Australia gets its first brewery co-op
Sydney-based Hopsters Brewery Co-op is calling for investment to build a microbrewery and taproom.
Since 2016, a small group of volunteers have been working towards opening the doors to Australia’s first co-op brewery in Enmore.
The group today signed a preliminary lease covering the heads of agreement as a precursor to getting Council approval for the venture.
Board member Mitch Hobbs said he doesn’t anticipate any further Council checkpoints and is confident that the official lease will be signed in three weeks.
“Under the current zoning, the Enmore site is approved for a microbrewery and bar, and we’ve checked with the Council that the lease is permissible,” Hobbs said.
“Three weeks from today, the official lease will be signed.”
The Co-op is aiming to raise up to $250,000 for fit out and start up costs at the Enmore site in Sydney’s inner west, which has become something of a craft-beer mecca.
Over the past six months, the co-op has been primarily brewing small batches out of its 200-litre brewhouse.
It has also been contract brewing on a bigger scale out of St Peter’s Brewery and Dad and Dave’s brewery, where the co-op brewed its one commercial batch, a pale ale.
The co-op’s eventual aim is to produce enough beer on its own small system for the bar, and then brew for wholesale and member distribution by continuing to contract brew.
While relying on others for brewing capacity can be risky, Hobbs said that he’s confident there are enough small brewers out there to support the co-op’s needs.
“We’ve got a pretty good relationship with the varying breweries, and the industry is growing so much that there’s always going to be a small brewer in need.”
“We do aim to be completely self-reliant in the future.”
“Our plan is to have potentially multiple locations instead of one big factory.”
“We’re not trying to compete with the amazing breweries already established, our aim is to supply our members first before the general public, because members have that sense of ownership and sense of loyalty, that no other brewery has really.”
Hobbs said that as of the time of writing, the co-op has reached 185 lifetime members. Hopsters is defined as a distributingCo-op, where profits are shared with its members.
A lifetime Hopsters membership starts at $250 or five $50 shares. Members can opt to invest further by purchasing a $1,000 bundle or 20 $50 shares. The preferred minimum investment is $2,000. Members may only invest up to $15,000 to keep within the rules of the co-operative.
There are eight board members who are guiding the process, and the group are looking to recruit one more.
“It’s a foundational board that was recruited one by one, after they proved their interest and how much time they were willing to commit to the co-op.”
“It’s more about what skill set you bring to the table than how much money you invest.”

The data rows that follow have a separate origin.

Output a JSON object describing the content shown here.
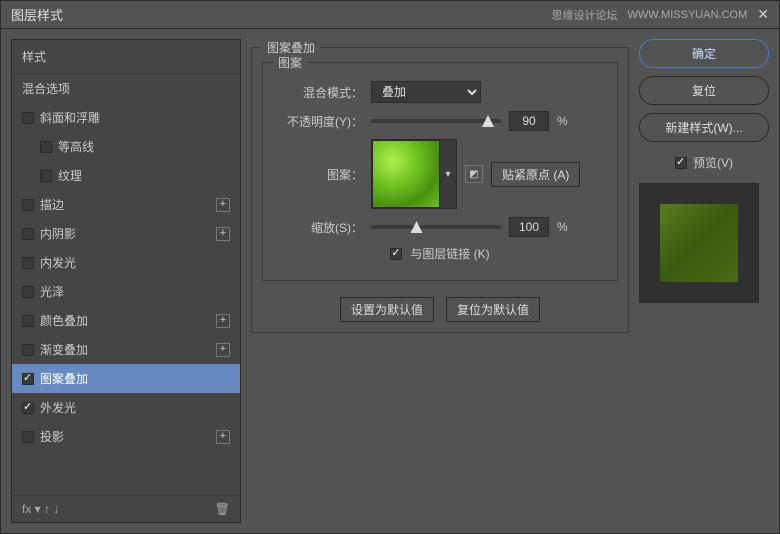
{
  "titlebar": {
    "title": "图层样式",
    "watermark": "思缘设计论坛",
    "url": "WWW.MISSYUAN.COM"
  },
  "left": {
    "header": "样式",
    "blending": "混合选项",
    "items": [
      {
        "label": "斜面和浮雕",
        "checked": false,
        "plus": false
      },
      {
        "label": "等高线",
        "checked": false,
        "indent": true
      },
      {
        "label": "纹理",
        "checked": false,
        "indent": true
      },
      {
        "label": "描边",
        "checked": false,
        "plus": true
      },
      {
        "label": "内阴影",
        "checked": false,
        "plus": true
      },
      {
        "label": "内发光",
        "checked": false,
        "plus": false
      },
      {
        "label": "光泽",
        "checked": false,
        "plus": false
      },
      {
        "label": "颜色叠加",
        "checked": false,
        "plus": true
      },
      {
        "label": "渐变叠加",
        "checked": false,
        "plus": true
      },
      {
        "label": "图案叠加",
        "checked": true,
        "selected": true
      },
      {
        "label": "外发光",
        "checked": true,
        "plus": false
      },
      {
        "label": "投影",
        "checked": false,
        "plus": true
      }
    ],
    "footer_fx": "fx"
  },
  "center": {
    "group_title": "图案叠加",
    "subgroup_title": "图案",
    "blend_mode_label": "混合模式：",
    "blend_mode_value": "叠加",
    "opacity_label": "不透明度(Y)：",
    "opacity_value": "90",
    "opacity_unit": "%",
    "pattern_label": "图案：",
    "snap_label": "贴紧原点 (A)",
    "scale_label": "缩放(S)：",
    "scale_value": "100",
    "scale_unit": "%",
    "link_label": "与图层链接 (K)",
    "link_checked": true,
    "btn_default": "设置为默认值",
    "btn_reset": "复位为默认值"
  },
  "right": {
    "ok": "确定",
    "cancel": "复位",
    "new_style": "新建样式(W)...",
    "preview_label": "预览(V)",
    "preview_checked": true
  }
}
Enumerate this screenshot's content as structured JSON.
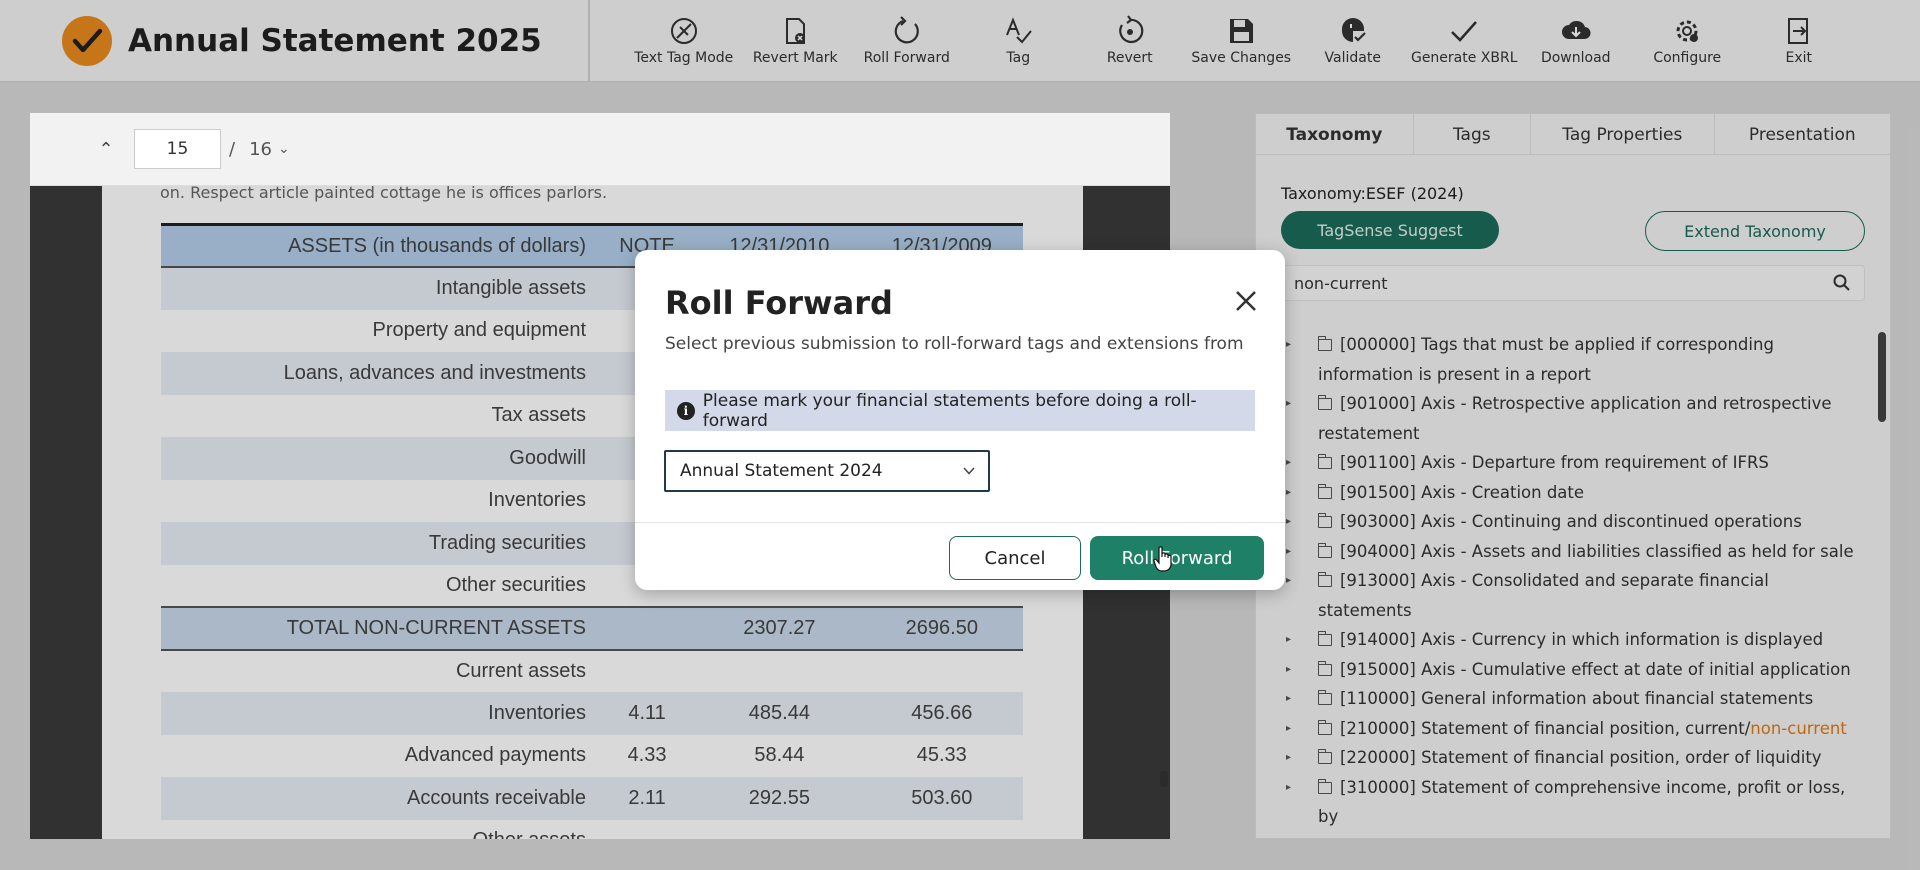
{
  "app": {
    "title": "Annual Statement 2025",
    "brand_color": "#e98b1e",
    "accent": "#1e8066"
  },
  "toolbar": [
    {
      "label": "Text Tag Mode",
      "icon": "text-tag-mode-icon"
    },
    {
      "label": "Revert Mark",
      "icon": "revert-mark-icon"
    },
    {
      "label": "Roll Forward",
      "icon": "roll-forward-icon"
    },
    {
      "label": "Tag",
      "icon": "tag-icon"
    },
    {
      "label": "Revert",
      "icon": "revert-icon"
    },
    {
      "label": "Save Changes",
      "icon": "save-icon"
    },
    {
      "label": "Validate",
      "icon": "validate-icon"
    },
    {
      "label": "Generate XBRL",
      "icon": "generate-xbrl-icon"
    },
    {
      "label": "Download",
      "icon": "download-icon"
    },
    {
      "label": "Configure",
      "icon": "configure-icon"
    },
    {
      "label": "Exit",
      "icon": "exit-icon"
    }
  ],
  "pager": {
    "current_page": "15",
    "separator": "/",
    "total_pages": "16"
  },
  "document": {
    "note_text": "on. Respect article painted cottage he is offices parlors.",
    "table": {
      "headers": [
        "ASSETS (in thousands of dollars)",
        "NOTE",
        "12/31/2010",
        "12/31/2009"
      ],
      "rows": [
        [
          "Intangible assets",
          "",
          "",
          ""
        ],
        [
          "Property and equipment",
          "",
          "",
          ""
        ],
        [
          "Loans, advances and investments",
          "",
          "",
          ""
        ],
        [
          "Tax assets",
          "",
          "",
          ""
        ],
        [
          "Goodwill",
          "",
          "",
          ""
        ],
        [
          "Inventories",
          "",
          "",
          ""
        ],
        [
          "Trading securities",
          "",
          "",
          ""
        ],
        [
          "Other securities",
          "",
          "",
          ""
        ],
        [
          "TOTAL NON-CURRENT ASSETS",
          "",
          "2307.27",
          "2696.50"
        ],
        [
          "Current assets",
          "",
          "",
          ""
        ],
        [
          "Inventories",
          "4.11",
          "485.44",
          "456.66"
        ],
        [
          "Advanced payments",
          "4.33",
          "58.44",
          "45.33"
        ],
        [
          "Accounts receivable",
          "2.11",
          "292.55",
          "503.60"
        ],
        [
          "Other assets",
          "",
          "",
          ""
        ]
      ]
    }
  },
  "panel": {
    "tabs": [
      "Taxonomy",
      "Tags",
      "Tag Properties",
      "Presentation"
    ],
    "active_tab": "Taxonomy",
    "taxonomy_label": "Taxonomy:ESEF (2024)",
    "suggest_button": "TagSense Suggest",
    "extend_button": "Extend Taxonomy",
    "search_value": "non-current",
    "tree": [
      {
        "text": "[000000] Tags that must be applied if corresponding information is present in a report"
      },
      {
        "text": "[901000] Axis - Retrospective application and retrospective restatement"
      },
      {
        "text": "[901100] Axis - Departure from requirement of IFRS"
      },
      {
        "text": "[901500] Axis - Creation date"
      },
      {
        "text": "[903000] Axis - Continuing and discontinued operations"
      },
      {
        "text": "[904000] Axis - Assets and liabilities classified as held for sale"
      },
      {
        "text": "[913000] Axis - Consolidated and separate financial statements"
      },
      {
        "text": "[914000] Axis - Currency in which information is displayed"
      },
      {
        "text": "[915000] Axis - Cumulative effect at date of initial application"
      },
      {
        "text": "[110000] General information about financial statements"
      },
      {
        "text": "[210000] Statement of financial position, current/",
        "highlight": "non-current"
      },
      {
        "text": "[220000] Statement of financial position, order of liquidity"
      },
      {
        "text": "[310000] Statement of comprehensive income, profit or loss, by"
      }
    ]
  },
  "modal": {
    "title": "Roll Forward",
    "subtitle": "Select previous submission to roll-forward tags and extensions from",
    "info": "Please mark your financial statements before doing a roll-forward",
    "selected_submission": "Annual Statement 2024",
    "cancel_label": "Cancel",
    "confirm_label": "Roll Forward"
  }
}
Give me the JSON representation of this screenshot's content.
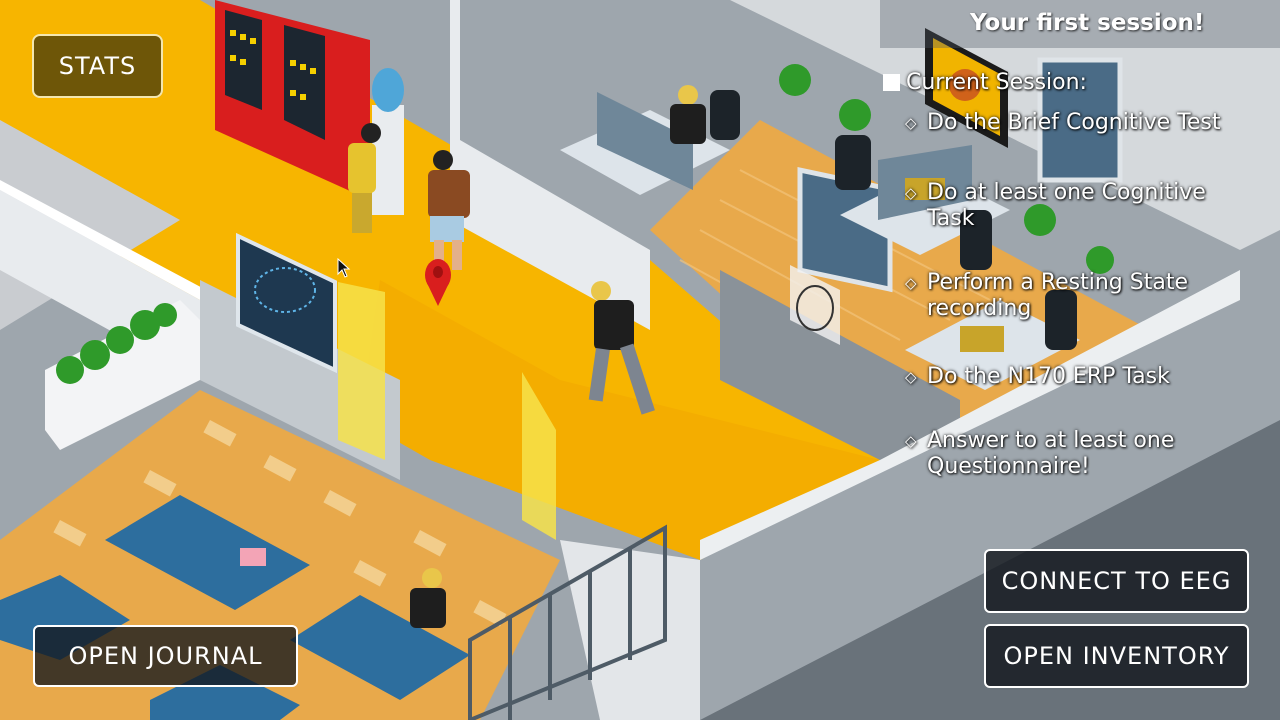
{
  "hud": {
    "stats_label": "STATS",
    "journal_label": "OPEN JOURNAL",
    "eeg_label": "CONNECT TO EEG",
    "inventory_label": "OPEN INVENTORY"
  },
  "session": {
    "title": "Your first session!",
    "current_label": "Current Session:",
    "tasks": [
      {
        "label": "Do the Brief Cognitive Test",
        "icon": "diamond-icon"
      },
      {
        "label": "Do at least one Cognitive Task",
        "icon": "diamond-icon"
      },
      {
        "label": "Perform a Resting State recording",
        "icon": "diamond-icon"
      },
      {
        "label": "Do the N170 ERP Task",
        "icon": "diamond-icon"
      },
      {
        "label": "Answer to at least one Questionnaire!",
        "icon": "diamond-icon"
      }
    ]
  },
  "colors": {
    "corridor": "#f7b500",
    "floor_wood": "#e9a94a",
    "wall": "#e8ebee",
    "wall_shadow": "#9aa1a8",
    "vending": "#d91e1e",
    "table": "#2d6e9e",
    "button_dark": "#14181e",
    "stats_brown": "#6e5608"
  }
}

“We have an incredibly varied skill set on the board, which is what we need to make this happen.”
“We’re not bringing the right knowledge if everyone is just an investor.”
The board members then head up varying committees, depending on their expertise.
“We’ve got 40 or 50 people with an amazingly wide array of skills and backgrounds devoting their time and effort to make this happen.”
“It’s because people feel that sense of ownership, that they’re willing to spend time.”
“It’s been an amazing journey, a lot of people have made sacrifices.”